Improvise, Adapt, Overcome
I hear the distant barking of dogs and the buzz of electric saws cutting through wood. I'm in shorts today. The sun is out and it's practically summer, though cooler than the summers I'm used to — 74 degrees in Daly City isn't quite the same as 89-plus and humid in the subtropics. But I'll take it. I'm even looking forward to it.
I'm at my desk again, and I need a break. I take in an episode of Reservation Dogs — a pause from spreadsheets, emails, phone calls. I've learned over the years that I get more done when I take purposeful breaks. Sometimes I head downstairs to where the team is baking and packing bread. Sometimes I open YouTube. Sometimes it's an episode of something, anything.
There's a scene in Sabrina — the remake, though the original is of course wonderful, but I love Harrison Ford so I gravitate to that one — where Sabrina talks about the French work ethic. Something about not taking themselves or life so seriously. That line has stuck with me for years.
I've also read somewhere about the owner of Toyota rewarding employees who stopped the line when they saw something wrong. He found that the workers who produced the most often skimped — when they noticed a problem, they hid it, because stopping the line meant slowing the count. So he flipped it. Reward the ones who stop. The line is better off for the pause.
So today, in the spirit of not taking myself too seriously, I took a break. Reservation Dogs, Season 3, Episode 9 — Elora's Dad. She finds her father after a long time of not knowing him. There's hesitation on both sides, the kind of held breath that comes before something that might break you or might heal you. And then they sit down together. And it works. I felt the satisfaction in my chest the way you do when something on screen earns the moment it asks for.
And I thought — if only life were as easy as that. Or maybe it is, and we're the ones who make it hard.
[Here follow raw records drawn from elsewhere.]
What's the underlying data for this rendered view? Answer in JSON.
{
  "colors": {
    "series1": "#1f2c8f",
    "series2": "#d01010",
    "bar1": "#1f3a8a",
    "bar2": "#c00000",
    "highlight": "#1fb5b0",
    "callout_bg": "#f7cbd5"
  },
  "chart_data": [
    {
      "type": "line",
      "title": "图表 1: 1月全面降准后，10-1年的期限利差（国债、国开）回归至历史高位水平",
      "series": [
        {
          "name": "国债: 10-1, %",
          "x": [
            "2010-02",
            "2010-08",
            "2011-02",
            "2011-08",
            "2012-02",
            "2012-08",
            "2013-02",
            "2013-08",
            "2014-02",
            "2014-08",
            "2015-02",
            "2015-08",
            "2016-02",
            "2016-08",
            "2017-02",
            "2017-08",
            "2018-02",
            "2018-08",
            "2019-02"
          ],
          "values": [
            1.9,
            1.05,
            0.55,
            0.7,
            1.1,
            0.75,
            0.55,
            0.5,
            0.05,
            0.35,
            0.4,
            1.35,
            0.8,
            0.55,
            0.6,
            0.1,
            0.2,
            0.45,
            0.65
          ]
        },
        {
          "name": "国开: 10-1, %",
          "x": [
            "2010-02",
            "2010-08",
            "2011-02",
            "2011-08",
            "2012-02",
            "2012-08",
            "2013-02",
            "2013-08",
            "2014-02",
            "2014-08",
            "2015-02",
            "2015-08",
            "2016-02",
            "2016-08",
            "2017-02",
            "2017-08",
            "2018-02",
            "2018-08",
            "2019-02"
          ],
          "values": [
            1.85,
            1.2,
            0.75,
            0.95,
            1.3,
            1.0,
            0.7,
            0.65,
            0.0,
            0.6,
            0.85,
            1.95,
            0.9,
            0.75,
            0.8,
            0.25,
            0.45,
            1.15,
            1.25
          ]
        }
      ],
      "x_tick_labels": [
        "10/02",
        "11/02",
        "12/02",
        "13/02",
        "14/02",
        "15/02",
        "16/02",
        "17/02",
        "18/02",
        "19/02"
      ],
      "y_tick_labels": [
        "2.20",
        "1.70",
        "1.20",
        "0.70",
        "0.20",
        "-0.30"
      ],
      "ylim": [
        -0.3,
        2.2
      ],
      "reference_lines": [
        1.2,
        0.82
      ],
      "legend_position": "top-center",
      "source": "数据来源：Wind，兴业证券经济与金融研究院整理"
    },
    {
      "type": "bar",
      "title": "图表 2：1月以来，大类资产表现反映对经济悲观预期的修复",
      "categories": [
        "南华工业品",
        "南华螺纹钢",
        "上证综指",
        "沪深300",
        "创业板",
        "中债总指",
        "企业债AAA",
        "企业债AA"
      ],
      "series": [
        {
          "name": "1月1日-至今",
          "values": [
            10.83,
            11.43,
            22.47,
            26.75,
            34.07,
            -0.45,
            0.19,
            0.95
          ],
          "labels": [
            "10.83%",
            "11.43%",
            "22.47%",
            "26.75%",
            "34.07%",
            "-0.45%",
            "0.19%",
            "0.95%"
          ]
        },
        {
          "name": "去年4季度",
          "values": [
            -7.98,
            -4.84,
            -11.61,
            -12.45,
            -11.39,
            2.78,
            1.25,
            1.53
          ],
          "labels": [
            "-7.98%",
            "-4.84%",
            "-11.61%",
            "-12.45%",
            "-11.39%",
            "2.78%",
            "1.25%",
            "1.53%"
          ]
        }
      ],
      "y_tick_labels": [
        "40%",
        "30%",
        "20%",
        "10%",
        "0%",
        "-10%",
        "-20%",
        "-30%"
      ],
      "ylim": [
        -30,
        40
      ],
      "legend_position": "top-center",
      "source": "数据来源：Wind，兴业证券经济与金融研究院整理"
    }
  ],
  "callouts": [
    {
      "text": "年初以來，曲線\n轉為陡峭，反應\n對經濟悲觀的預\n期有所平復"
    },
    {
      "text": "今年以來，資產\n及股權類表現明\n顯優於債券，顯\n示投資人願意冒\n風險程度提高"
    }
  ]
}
This morning, while we were getting ready for work, I got into it with my wife. She cried. I hate when that happens. After it cooled down, I sat with what happened and realized that my reaction could've been better. She had already apologized. I didn't need to keep going. I didn't need to point out the mistake again, and again, and again. But I did. Why?
That's what I mean about making life harder than it needs to be. I could've controlled that. I could've handled it better. And I didn't.
Life is already difficult enough — outside forces we can't control, things that arrive without warning, the slow weight of grief, the bills, the work, the world. Why push against something that's already moving? Why fight what doesn't need to be fought? Sometimes the right move is just to step aside and let it pass.
I'm a Marine. We're warfighters. We're trained to engage. To close with and destroy. To never give ground. That conditioning doesn't leave you when you take the uniform off — it shows up in conversations with your wife in the kitchen at 7am, in the way you respond to your kids, in the small daily skirmishes that don't actually need to be skirmishes.
But the Corps taught me something else too. Improvise, adapt, overcome. Read the terrain. Adjust to what's actually in front of you. Overcoming doesn't always mean charging the hill. Sometimes it means going around it. Sometimes it means realizing the hill isn't the objective.
There are moments to fight. I know what those look like. But there are far more moments where the right thing is to think, to pause, to recognize that fighting isn't always the answer. Sometimes the line is better off when someone stops it. Sometimes adapting is the win.
I'm still learning that. Slowly. With help.